The legal powers granted to the agent should be carefully worded. If they are drafted too broadly, the agent may be authorized to perform acts the principal never intended. If they are drafted too narrowly, the agent may lack the authority to carry out the principal's purpose. If the principal's purpose is to have the agent sell his car while he is posted overseas, for example, the agent must have the authority to sign the purchase contract and the title transfer application. On the other hand, the authority to "sell my car" might be too broad and ambiguous if the principal owns more than one car.
The way the duration of the agent's authority is expressed depends on the purpose of the agency. If no duration is stated, the laws of most states treat the agent's authority as permanent unless later revoked by the principal in writing.
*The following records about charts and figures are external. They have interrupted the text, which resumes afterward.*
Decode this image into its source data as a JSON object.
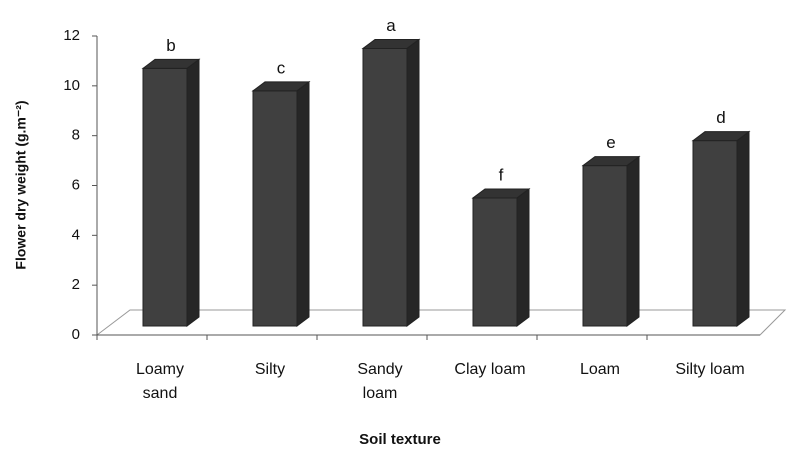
{
  "chart_data": {
    "type": "bar",
    "x_label": "Soil texture",
    "y_label": "Flower dry weight (g.m⁻²)",
    "categories": [
      "Loamy sand",
      "Silty",
      "Sandy loam",
      "Clay loam",
      "Loam",
      "Silty loam"
    ],
    "values": [
      10.7,
      9.8,
      11.5,
      5.5,
      6.8,
      7.8
    ],
    "significance_letters": [
      "b",
      "c",
      "a",
      "f",
      "e",
      "d"
    ],
    "color": "#404040",
    "ylim": [
      0,
      12
    ],
    "yticks": [
      0,
      2,
      4,
      6,
      8,
      10,
      12
    ],
    "grid": false
  }
}
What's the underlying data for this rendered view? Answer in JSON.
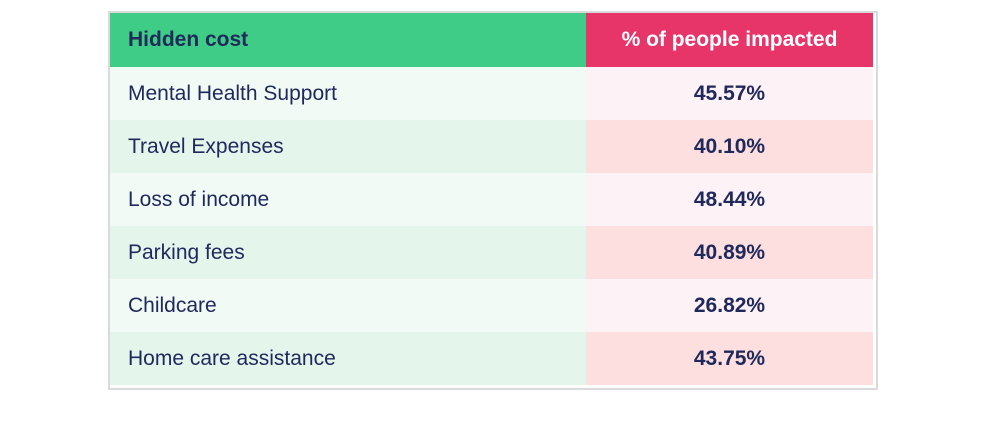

The duration may be defined circumstantially — in the above example, the agent's authority may expire as soon as the car is sold or the principal returns from overseas, whichever occurs first. No matter how the agreement is drafted, the principal may always revoke in writing as long as he is mentally competent and able to communicate.
Under the legal doctrine of apparent authority, an agent whose authority has expired or has been revoked can still bind the principal to a third party, as long as the third reasonably believed the agent's authority was valid. For example, if the agent negotiates the sale of the principal's car and shows the buyer a signed copy of the limited agency agreement, the agent's signature on the purchase contract will bind the principal to the transaction even if the principal had already revoked the agent's authority by the time the contract was signed, as long as the buyer didn't know about the revocation and had no reason to know about it.